As well as the bridge ploy, Wallace's use of a spear appears to be a fictional element. A two-handed sword [claidheamh dà-làimh, in Gaelic, more commonly claidheamh-mòr or claymore meaning great sword], purporting to be Wallace's, which may contain the original metal from his sword blade, was kept by the Scottish kings and is displayed as a relic in the Wallace Monument.

The potency of these tales can be gauged from the following statement by the poet Robert Burns, writing some three centuries after they were first related.

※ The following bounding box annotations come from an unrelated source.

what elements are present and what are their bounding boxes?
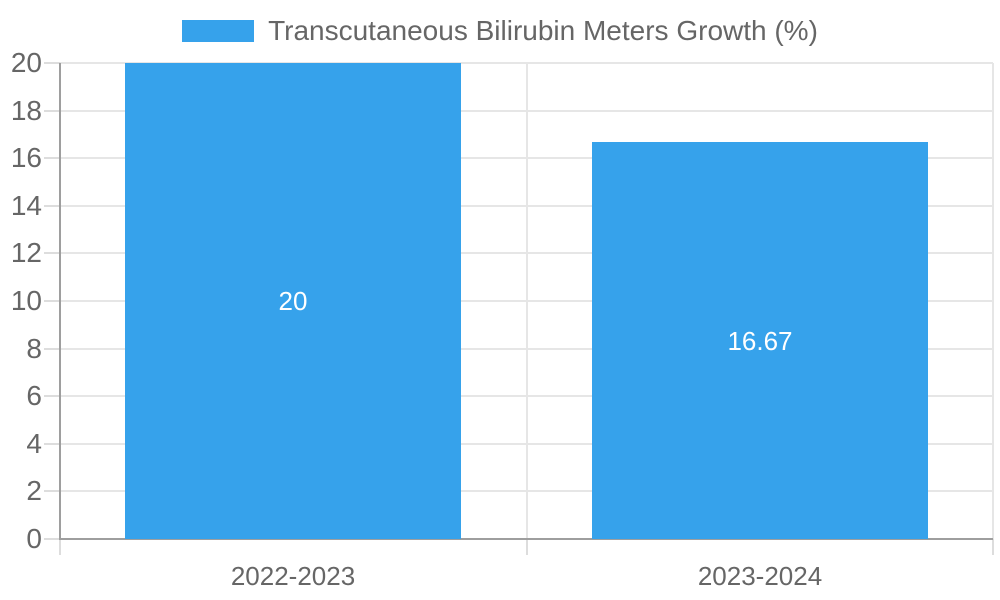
chart-legend[interactable]: Transcutaneous Bilirubin Meters Growth (… bbox=[0, 14, 1000, 48]
y-tick-label: 18 bbox=[10, 95, 42, 126]
y-tick-label: 6 bbox=[26, 380, 42, 411]
x-tick-mark bbox=[992, 539, 994, 555]
bar-value-label: 20 bbox=[278, 286, 308, 316]
y-tick-label: 14 bbox=[10, 190, 42, 221]
y-tick-mark bbox=[44, 300, 60, 302]
bar[interactable] bbox=[125, 63, 461, 539]
y-tick-label: 8 bbox=[26, 333, 42, 364]
x-axis-label: 2023-2024 bbox=[697, 561, 823, 591]
x-gridline bbox=[526, 63, 528, 539]
x-gridline bbox=[992, 63, 994, 539]
y-tick-label: 20 bbox=[10, 47, 42, 78]
y-tick-mark bbox=[44, 157, 60, 159]
y-tick-mark bbox=[44, 490, 60, 492]
y-tick-mark bbox=[44, 252, 60, 254]
y-tick-mark bbox=[44, 205, 60, 207]
y-tick-label: 2 bbox=[26, 475, 42, 506]
y-tick-label: 0 bbox=[26, 523, 42, 554]
y-tick-label: 16 bbox=[10, 142, 42, 173]
x-tick-mark bbox=[59, 539, 61, 555]
y-tick-mark bbox=[44, 443, 60, 445]
y-tick-mark bbox=[44, 395, 60, 397]
y-tick-label: 12 bbox=[10, 237, 42, 268]
y-tick-mark bbox=[44, 62, 60, 64]
x-tick-mark bbox=[526, 539, 528, 555]
y-tick-label: 4 bbox=[26, 428, 42, 459]
y-tick-mark bbox=[44, 538, 60, 540]
x-axis-line bbox=[59, 538, 993, 540]
y-tick-label: 10 bbox=[10, 285, 42, 316]
legend-swatch-icon bbox=[182, 20, 255, 42]
bar-value-label: 16.67 bbox=[727, 326, 793, 356]
y-axis-line bbox=[59, 63, 61, 539]
x-axis-label: 2022-2023 bbox=[230, 561, 356, 591]
bar[interactable] bbox=[592, 142, 928, 539]
legend-label: Transcutaneous Bilirubin Meters Growth (… bbox=[268, 15, 818, 46]
y-tick-mark bbox=[44, 110, 60, 112]
y-tick-mark bbox=[44, 348, 60, 350]
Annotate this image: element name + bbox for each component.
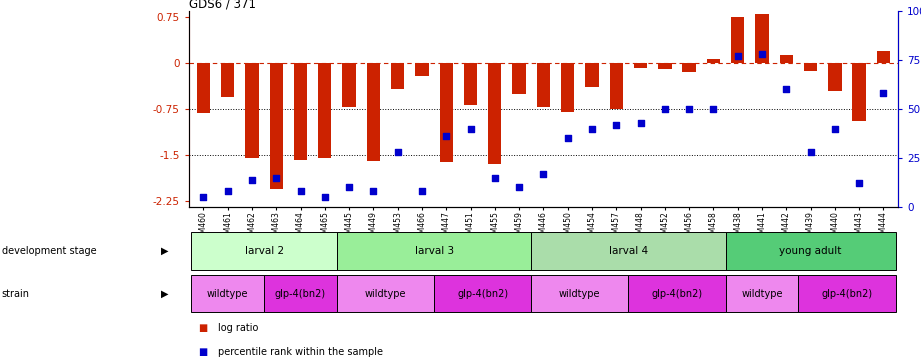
Bar [264, 275, 337, 312]
Point [754, 51, 769, 57]
Bar [270, 63, 283, 188]
Bar [537, 63, 550, 107]
Point [439, 134, 454, 139]
Bar [585, 63, 599, 87]
Point [463, 126, 478, 131]
Text: glp-4(bn2): glp-4(bn2) [275, 288, 326, 299]
Point [609, 122, 624, 127]
Bar [804, 63, 817, 71]
Point [585, 126, 600, 131]
Bar [726, 232, 895, 270]
Text: larval 4: larval 4 [609, 246, 648, 256]
Bar [197, 63, 210, 113]
Point [318, 194, 332, 200]
Bar [221, 63, 234, 97]
Point [196, 194, 211, 200]
Bar [415, 63, 428, 76]
Point [852, 181, 867, 186]
Bar [779, 55, 793, 63]
Bar [561, 63, 575, 112]
Bar [726, 275, 799, 312]
Point [512, 185, 527, 190]
Bar [488, 63, 502, 164]
Bar [343, 63, 356, 107]
Text: wildtype: wildtype [365, 288, 406, 299]
Text: ▶: ▶ [161, 246, 169, 256]
Text: glp-4(bn2): glp-4(bn2) [651, 288, 703, 299]
Text: ■: ■ [198, 323, 207, 333]
Point [366, 188, 380, 194]
Bar [853, 63, 866, 121]
Point [293, 188, 308, 194]
Text: young adult: young adult [779, 246, 842, 256]
Text: wildtype: wildtype [559, 288, 600, 299]
Bar [610, 63, 623, 109]
Point [803, 149, 818, 155]
Bar [628, 275, 726, 312]
Bar [192, 275, 264, 312]
Point [414, 188, 429, 194]
Bar [294, 63, 308, 160]
Bar [434, 275, 531, 312]
Point [391, 149, 405, 155]
Point [658, 106, 672, 112]
Bar [755, 14, 769, 63]
Bar [367, 63, 380, 161]
Point [779, 86, 794, 92]
Text: log ratio: log ratio [218, 323, 259, 333]
Text: larval 2: larval 2 [245, 246, 284, 256]
Point [827, 126, 842, 131]
Point [245, 177, 260, 182]
Bar [659, 63, 671, 69]
Bar [512, 63, 526, 94]
Bar [245, 63, 259, 158]
Point [730, 53, 745, 59]
Point [536, 171, 551, 176]
Point [682, 106, 696, 112]
Bar [318, 63, 332, 158]
Text: glp-4(bn2): glp-4(bn2) [457, 288, 508, 299]
Bar [464, 63, 477, 105]
Text: ■: ■ [198, 347, 207, 357]
Bar [799, 275, 895, 312]
Point [560, 135, 575, 141]
Point [342, 185, 356, 190]
Bar [337, 275, 434, 312]
Bar [877, 51, 890, 63]
Point [269, 175, 284, 180]
Bar [391, 63, 404, 89]
Text: percentile rank within the sample: percentile rank within the sample [218, 347, 383, 357]
Bar [682, 63, 695, 72]
Text: strain: strain [2, 288, 29, 299]
Point [876, 90, 891, 96]
Bar [531, 275, 628, 312]
Bar [706, 59, 720, 63]
Text: larval 3: larval 3 [414, 246, 454, 256]
Text: ▶: ▶ [161, 288, 169, 299]
Point [487, 175, 502, 180]
Bar [828, 63, 842, 91]
Text: GDS6 / 371: GDS6 / 371 [189, 0, 256, 11]
Point [706, 106, 721, 112]
Bar [337, 232, 531, 270]
Point [633, 120, 647, 125]
Bar [192, 232, 337, 270]
Text: glp-4(bn2): glp-4(bn2) [822, 288, 872, 299]
Text: development stage: development stage [2, 246, 97, 256]
Bar [439, 63, 453, 162]
Text: wildtype: wildtype [207, 288, 249, 299]
Point [220, 188, 235, 194]
Bar [531, 232, 726, 270]
Text: wildtype: wildtype [741, 288, 783, 299]
Bar [731, 17, 744, 63]
Bar [634, 63, 647, 68]
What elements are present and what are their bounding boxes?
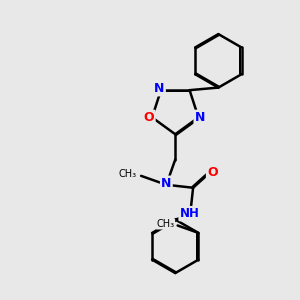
Text: O: O bbox=[207, 167, 218, 179]
Text: CH₃: CH₃ bbox=[157, 219, 175, 229]
Text: N: N bbox=[161, 177, 172, 190]
Text: CH₃: CH₃ bbox=[118, 169, 136, 179]
Text: N: N bbox=[154, 82, 165, 95]
Text: N: N bbox=[195, 111, 205, 124]
Text: O: O bbox=[144, 111, 154, 124]
Text: NH: NH bbox=[180, 207, 200, 220]
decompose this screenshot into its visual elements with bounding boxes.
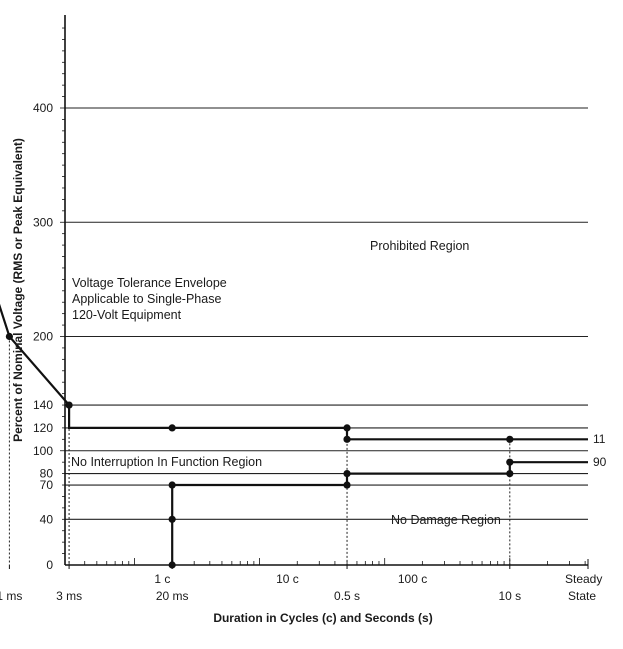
x-tick-label-bottom-5: 20 ms — [156, 589, 189, 603]
series-1-marker-6 — [506, 458, 514, 466]
x-tick-label-top-1: 10 c — [276, 572, 299, 586]
annotation-prohibited-region: Prohibited Region — [370, 239, 469, 253]
y-tick-label-120: 120 — [33, 421, 53, 435]
x-tick-label-bottom-7: 10 s — [498, 589, 521, 603]
y-tick-label-300: 300 — [33, 215, 53, 229]
x-tick-label-bottom-3: 1 ms — [0, 589, 22, 603]
series-0-marker-3 — [343, 424, 351, 432]
right-label-90: 90 — [593, 455, 607, 469]
y-tick-label-100: 100 — [33, 444, 53, 458]
y-tick-label-70: 70 — [40, 478, 54, 492]
steady-state-label-2: State — [568, 589, 596, 603]
y-axis-title: Percent of Nominal Voltage (RMS or Peak … — [11, 138, 25, 442]
series-1-marker-1 — [168, 515, 176, 523]
vertical-reference-lines — [8, 336, 511, 565]
series-0-marker-1 — [65, 401, 73, 409]
x-tick-label-top-2: 100 c — [398, 572, 427, 586]
annotation-envelope-line-3: 120-Volt Equipment — [72, 308, 182, 322]
y-tick-label-80: 80 — [40, 467, 54, 481]
series-0-marker-0 — [5, 332, 13, 341]
y-tick-label-140: 140 — [33, 398, 53, 412]
series-1-marker-2 — [168, 481, 176, 489]
annotation-no-damage-region: No Damage Region — [391, 513, 501, 527]
x-axis-title: Duration in Cycles (c) and Seconds (s) — [213, 611, 432, 625]
series-1-marker-4 — [343, 470, 351, 478]
series-1-marker-5 — [506, 470, 514, 478]
annotation-envelope-line-2: Applicable to Single-Phase — [72, 292, 221, 306]
x-tick-label-top-0: 1 c — [154, 572, 170, 586]
series-0-marker-5 — [506, 435, 514, 443]
series-0-marker-4 — [343, 435, 351, 443]
series-layer — [0, 303, 588, 569]
series-line-0 — [0, 303, 588, 441]
right-label-110: 11 — [593, 432, 606, 446]
y-tick-label-200: 200 — [33, 330, 53, 344]
label-layer: 04070801001201402003004001 us.001 c0.01 … — [0, 101, 521, 603]
annotation-no-interruption-region: No Interruption In Function Region — [71, 455, 262, 469]
steady-state-label-1: Steady — [565, 572, 602, 586]
y-tick-label-400: 400 — [33, 101, 53, 115]
series-1-marker-3 — [343, 481, 351, 489]
x-tick-label-bottom-4: 3 ms — [56, 589, 82, 603]
series-1-marker-0 — [168, 561, 176, 569]
series-line-1 — [171, 461, 588, 565]
y-tick-label-40: 40 — [40, 512, 54, 526]
axes — [8, 15, 589, 569]
x-tick-label-bottom-6: 0.5 s — [334, 589, 360, 603]
series-0-marker-2 — [168, 424, 176, 432]
y-tick-label-0: 0 — [46, 558, 53, 572]
annotation-envelope-line-1: Voltage Tolerance Envelope — [72, 276, 227, 290]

The two first books I ever read in private, and which gave me more pleasure than any two books I ever read again, were The Life of Hannibal and The History of Sir William Wallace [a modernised version of Blind Harry by William Hamilton of Gilbertfield]. Hannibal gave my young ideas such a turn that I used to strut in raptures up and down after the recruiting drum and bagpipe, and wish myself tall enough that I could be a soldier; while the story of Wallace poured a Scottish prejudice into my veins which will boil along there till the flood-gates of life shut in eternal rest.

The Battle of Stirling Bridge is depicted in the 1995 film Braveheart, but it bears little resemblance to the real battle. Significantly, there is no bridge in the scene (due mainly to the difficulty of filming around the bridge itself), and it replaced the tactics of the battle with ones resembling the Battle of Bannockburn.